If GDP falls, it means businesses struggle and may lay off staff from work as well.

What this means for your personal finances

GROSS domestic product (GDP) is one of the main indicators used to measure the performance of a country's economy.

When GDP goes up, the economy is generally thought to be doing well although today's figures aren't as strong as hoped.

Negative growth often brings with it falling incomes, job cuts and lower consumption.

The Bank of England (BoE) uses GDP as one of the key indicators when it sets the base interest rate.

This decides how much it will charge banks to lend them money, and is a way to try to control inflation and the economy.

So, for example, if prices are rising too fast, the BoE could increase that rate to try to slow the economy down. But it might hold off if GDP growth is slow.

The BoE cut interest rates twice in March due to coronavirus.

Base rate cuts means mortgage borrowers now typically benefit from lower rates, but at the other end of the scale savers earn less on their savings.

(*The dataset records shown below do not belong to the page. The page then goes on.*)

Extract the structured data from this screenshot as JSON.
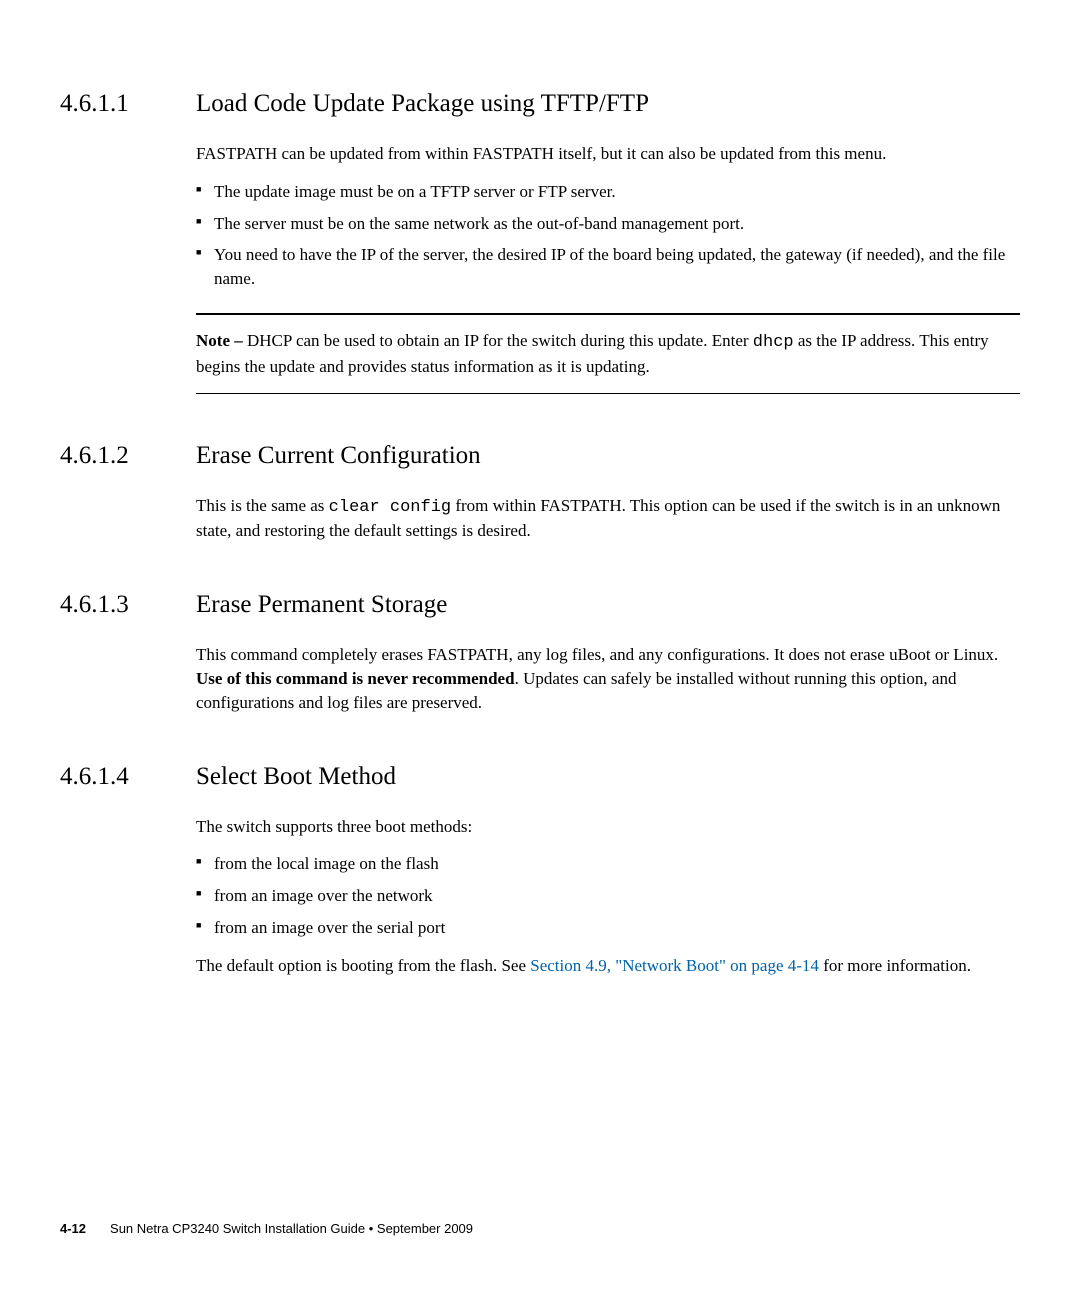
{
  "sections": [
    {
      "number": "4.6.1.1",
      "title": "Load Code Update Package using TFTP/FTP",
      "intro": "FASTPATH can be updated from within FASTPATH itself, but it can also be updated from this menu.",
      "bullets": [
        "The update image must be on a TFTP server or FTP server.",
        "The server must be on the same network as the out-of-band management port.",
        "You need to have the IP of the server, the desired IP of the board being updated, the gateway (if needed), and the file name."
      ],
      "note": {
        "label": "Note –",
        "before_mono": " DHCP can be used to obtain an IP for the switch during this update. Enter ",
        "mono": "dhcp",
        "after_mono": " as the IP address. This entry begins the update and provides status information as it is updating."
      }
    },
    {
      "number": "4.6.1.2",
      "title": "Erase Current Configuration",
      "para_before_mono": "This is the same as ",
      "mono": "clear config",
      "para_after_mono": " from within FASTPATH. This option can be used if the switch is in an unknown state, and restoring the default settings is desired."
    },
    {
      "number": "4.6.1.3",
      "title": "Erase Permanent Storage",
      "para_before_bold": "This command completely erases FASTPATH, any log files, and any configurations. It does not erase uBoot or Linux.  ",
      "bold": "Use of this command is never recommended",
      "para_after_bold": ". Updates can safely be installed without running this option, and configurations and log files are preserved."
    },
    {
      "number": "4.6.1.4",
      "title": "Select Boot Method",
      "intro": "The switch supports three boot methods:",
      "bullets": [
        "from the local image on the flash",
        "from an image over the network",
        "from an image over the serial port"
      ],
      "outro_before_link": "The default option is booting from the flash. See ",
      "link": "Section 4.9, \"Network Boot\" on page 4-14",
      "outro_after_link": " for more information."
    }
  ],
  "footer": {
    "page": "4-12",
    "text": "Sun Netra CP3240 Switch Installation Guide  •  September 2009"
  }
}
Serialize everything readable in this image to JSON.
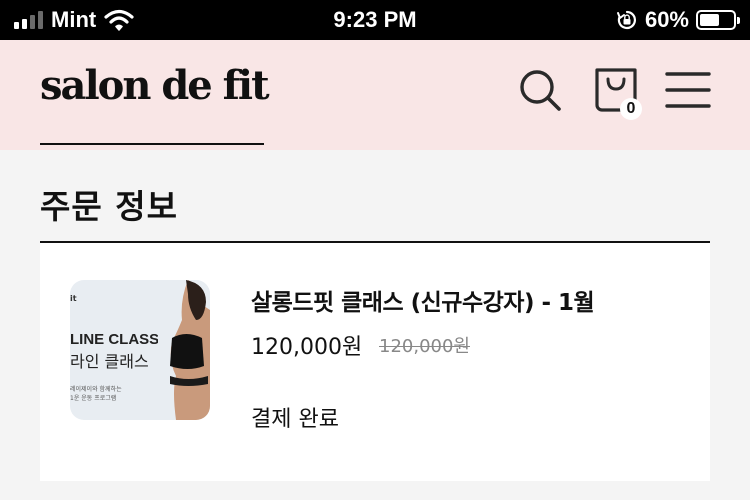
{
  "status_bar": {
    "carrier": "Mint",
    "time": "9:23 PM",
    "battery_pct": "60%",
    "battery_level": 0.6,
    "signal_bars": 2
  },
  "header": {
    "logo": "salon de fit",
    "cart_count": "0",
    "background_color": "#f9e6e6",
    "icons": [
      "search-icon",
      "shopping-bag-icon",
      "hamburger-menu-icon"
    ]
  },
  "order_info": {
    "title": "주문 정보",
    "items": [
      {
        "thumbnail": {
          "brand": "it",
          "en_text": "LINE CLASS",
          "ko_text": "라인 클래스",
          "desc_line1": "레이제이와 함께하는",
          "desc_line2": "1운 운동 프로그램"
        },
        "name": "살롱드핏 클래스 (신규수강자) - 1월",
        "price": "120,000원",
        "original_price": "120,000원",
        "status": "결제 완료"
      }
    ]
  }
}
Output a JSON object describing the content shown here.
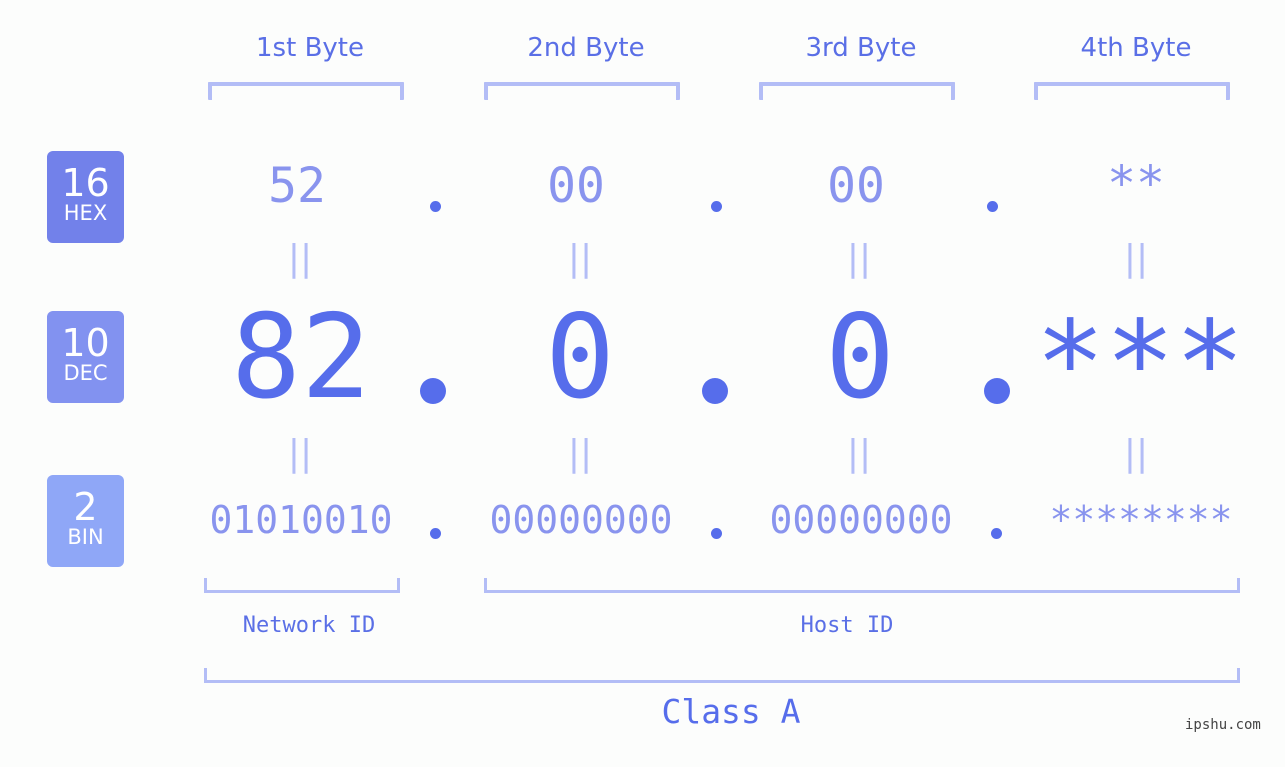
{
  "byte_headers": [
    "1st Byte",
    "2nd Byte",
    "3rd Byte",
    "4th Byte"
  ],
  "bases": [
    {
      "number": "16",
      "label": "HEX",
      "color": "#7281ea"
    },
    {
      "number": "10",
      "label": "DEC",
      "color": "#8292f0"
    },
    {
      "number": "2",
      "label": "BIN",
      "color": "#8fa7f7"
    }
  ],
  "hex_values": [
    "52",
    "00",
    "00",
    "**"
  ],
  "dec_values": [
    "82",
    "0",
    "0",
    "***"
  ],
  "bin_values": [
    "01010010",
    "00000000",
    "00000000",
    "********"
  ],
  "equals_symbol": "||",
  "separator": ".",
  "network_id_label": "Network ID",
  "host_id_label": "Host ID",
  "class_label": "Class A",
  "watermark": "ipshu.com",
  "colors": {
    "accent": "#566deb",
    "light_accent": "#8994ee",
    "bracket": "#b3bdf6"
  }
}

To measure GDP, the Office for National Statistics (ONS) collects data from thousands of UK companies.

Andrew Wishart, UK economist at Capital Economics, told The Sun the full impact of the crisis on jobs and businesses will only become apparent once the government starts to withdraw its support.

The research firm expects unemployment to double from 4 per cent to 8 per cent, with the same number of companies likely to go bust.